PDA

View Full Version : Downloading many web pages



sadda
October 9th, 2008, 12:43 PM
Hi,
I would like to ask you for help. I would like to download thousands of web pages from www.sonin.mn or any English web page (either the page source or better only the text, pictures and formatting are not important). These pages may be randomly chosen, but I would like to download as much as possible. One friend advised me something with wget -r, but I don't know how to do it. Do you have any advice?

Thanks for any help

Zugzwang
October 9th, 2008, 01:02 PM
One friend advised me something with wget -r, but I don't know how to do it. Do you have any advice?


Yepp, read the manual of wget. Type "man wget" on the terminal.

Apart from that, not every web-master likes such exhaustive downloading from his/her site.

leg
October 9th, 2008, 01:08 PM
Wget is a great tool but it wont work on all sites.

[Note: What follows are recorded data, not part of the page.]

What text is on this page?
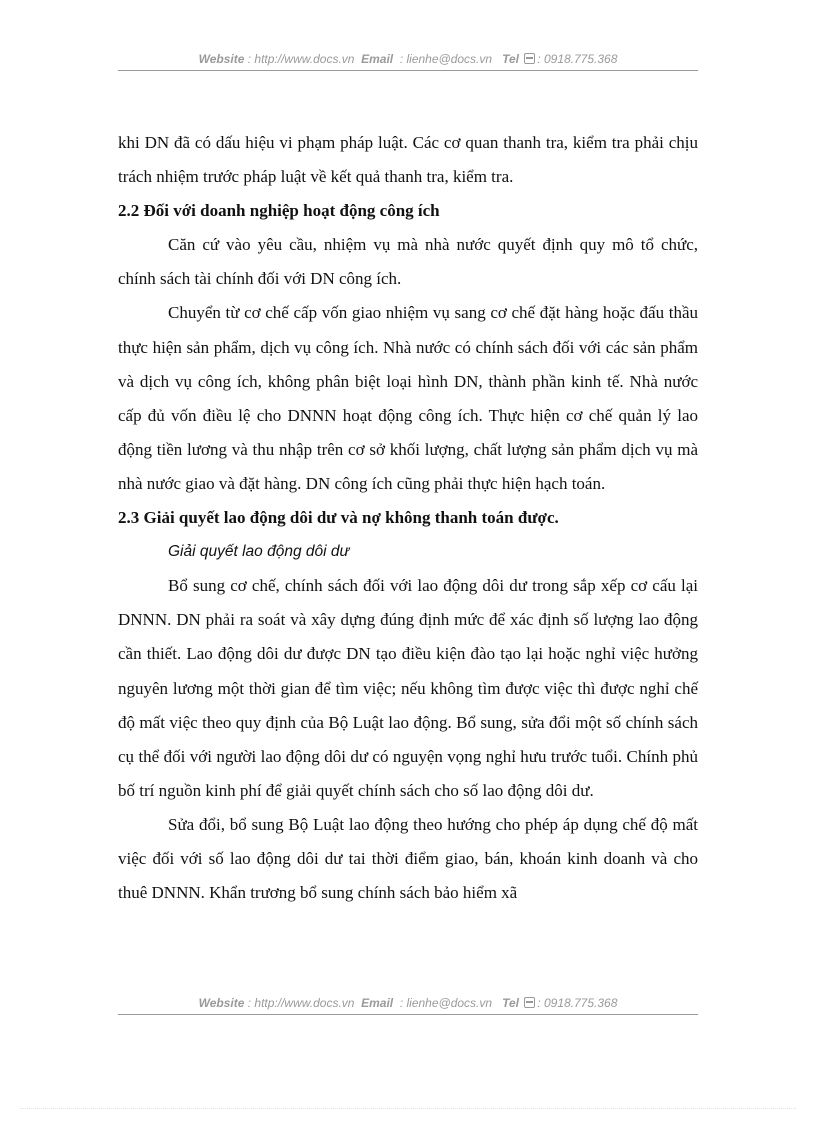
Website : http://www.docs.vn Email : lienhe@docs.vn Tel : 0918.775.368

khi DN đã có dấu hiệu vi phạm pháp luật. Các cơ quan thanh tra, kiểm tra phải chịu trách nhiệm trước pháp luật về kết quả thanh tra, kiểm tra.

2.2 Đối với doanh nghiệp hoạt động công ích

Căn cứ vào yêu cầu, nhiệm vụ mà nhà nước quyết định quy mô tổ chức, chính sách tài chính đối với DN công ích.

Chuyển từ cơ chế cấp vốn giao nhiệm vụ sang cơ chế đặt hàng hoặc đấu thầu thực hiện sản phẩm, dịch vụ công ích. Nhà nước có chính sách đối với các sản phẩm và dịch vụ công ích, không phân biệt loại hình DN, thành phần kinh tế. Nhà nước cấp đủ vốn điều lệ cho DNNN hoạt động công ích. Thực hiện cơ chế quản lý lao động tiền lương và thu nhập trên cơ sở khối lượng, chất lượng sản phẩm dịch vụ mà nhà nước giao và đặt hàng. DN công ích cũng phải thực hiện hạch toán.

2.3 Giải quyết lao động dôi dư và nợ không thanh toán được.

Giải quyết lao động dôi dư

Bổ sung cơ chế, chính sách đối với lao động dôi dư trong sắp xếp cơ cấu lại DNNN. DN phải ra soát và xây dựng đúng định mức để xác định số lượng lao động cần thiết. Lao động dôi dư được DN tạo điều kiện đào tạo lại hoặc nghỉ việc hưởng nguyên lương một thời gian để tìm việc; nếu không tìm được việc thì được nghỉ chế độ mất việc theo quy định của Bộ Luật lao động. Bổ sung, sửa đổi một số chính sách cụ thể đối với người lao động dôi dư có nguyện vọng nghỉ hưu trước tuổi. Chính phủ bố trí nguồn kinh phí để giải quyết chính sách cho số lao động dôi dư.

Sửa đổi, bổ sung Bộ Luật lao động theo hướng cho phép áp dụng chế độ mất việc đối với số lao động dôi dư tai thời điểm giao, bán, khoán kinh doanh và cho thuê DNNN. Khẩn trương bổ sung chính sách bảo hiểm xã

Website : http://www.docs.vn Email : lienhe@docs.vn Tel : 0918.775.368
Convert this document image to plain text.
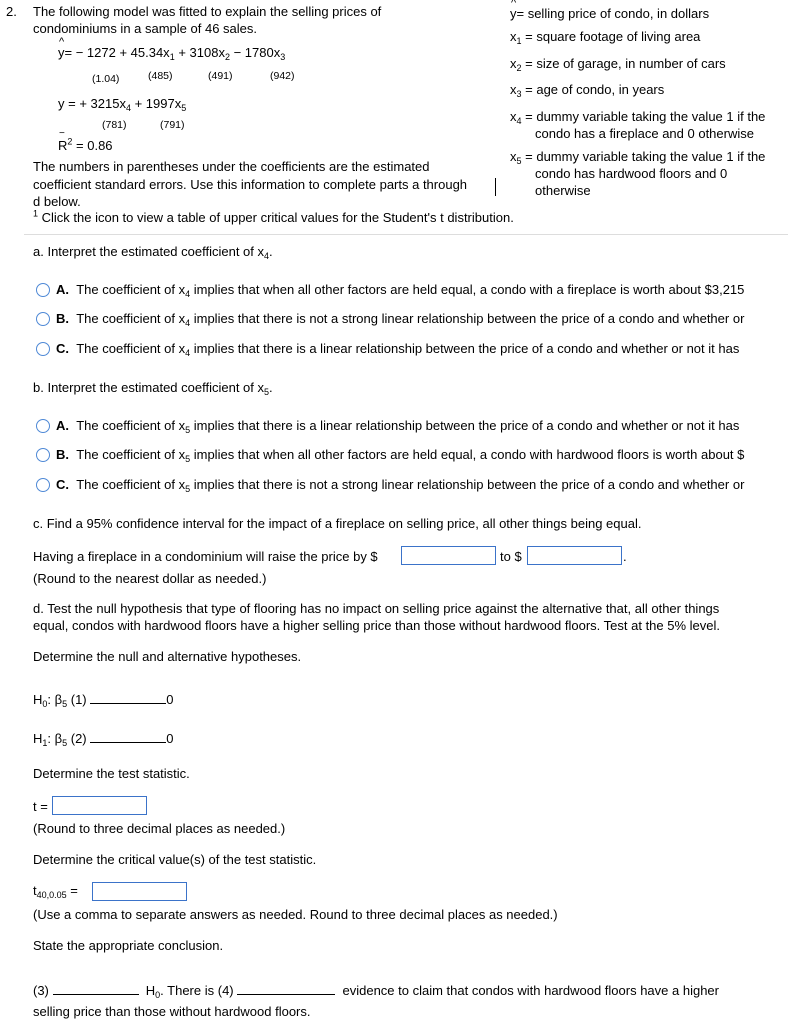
2. The following model was fitted to explain the selling prices of
condominiums in a sample of 46 sales.
^ $y= - 1272 + 45.34x_1 + 3108x_2 - 1780x_3$
(1.04)	(485)	(491)	(942)
y = + $3215x_4 + 1997x_5$
(781)	(791)
R
−
$^2$ = 0.86
The numbers in parentheses under the coefficients are the estimated
coefficient standard errors. Use this information to complete parts a through
d below.
$^1$ Click the icon to view a table of upper critical values for the Student's t distribution.
^ y= selling price of condo, in dollars
$x_1$ = square footage of living area
$x_2$ = size of garage, in number of cars
$x_3$ = age of condo, in years
$x_4$ = dummy variable taking the value 1 if the
condo has a fireplace and 0 otherwise
$x_5$ = dummy variable taking the value 1 if the
condo has hardwood floors and 0
otherwise
a. Interpret the estimated coefficient of $x_4$.
A. The coefficient of $x_4$ implies that when all other factors are held equal, a condo with a fireplace is worth about $3,215
B. The coefficient of $x_4$ implies that there is not a strong linear relationship between the price of a condo and whether or
C. The coefficient of $x_4$ implies that there is a linear relationship between the price of a condo and whether or not it has
b. Interpret the estimated coefficient of $x_5$.
A. The coefficient of $x_5$ implies that there is a linear relationship between the price of a condo and whether or not it has
B. The coefficient of $x_5$ implies that when all other factors are held equal, a condo with hardwood floors is worth about $
C. The coefficient of $x_5$ implies that there is not a strong linear relationship between the price of a condo and whether or
c. Find a 95% confidence interval for the impact of a fireplace on selling price, all other things being equal.
Having a fireplace in a condominium will raise the price by $	to $	.
(Round to the nearest dollar as needed.)
d. Test the null hypothesis that type of flooring has no impact on selling price against the alternative that, all other things
equal, condos with hardwood floors have a higher selling price than those without hardwood floors. Test at the 5% level.
Determine the null and alternative hypotheses.
$H_0$: $\beta_5$ (1)	0
$H_1$: $\beta_5$ (2)	0
Determine the test statistic.
t =
(Round to three decimal places as needed.)
Determine the critical value(s) of the test statistic.
$t_{40,0.05}$ =
(Use a comma to separate answers as needed. Round to three decimal places as needed.)
State the appropriate conclusion.
(3)	$H_0$. There is (4)	evidence to claim that condos with hardwood floors have a higher
selling price than those without hardwood floors.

For instance I have two sites where I use htaccess to deny access from the wget browser. There are probably ways around this but if I were you I would respect the site owners wishes on this.

Sinkingships7
October 9th, 2008, 01:21 PM
You could use httrack. It does a very good job of copying every file from a specific domain.

You can install it with

sudo aptitude install httrack

Run it in the terminal with the command
httrack The directions that are provided when you run it are pretty self explanatory. For the things you don't understand, accept the default.

sadda
October 10th, 2008, 10:59 AM
Thanks everyone, there were some problems with proxy when using wget, but httrack worked well.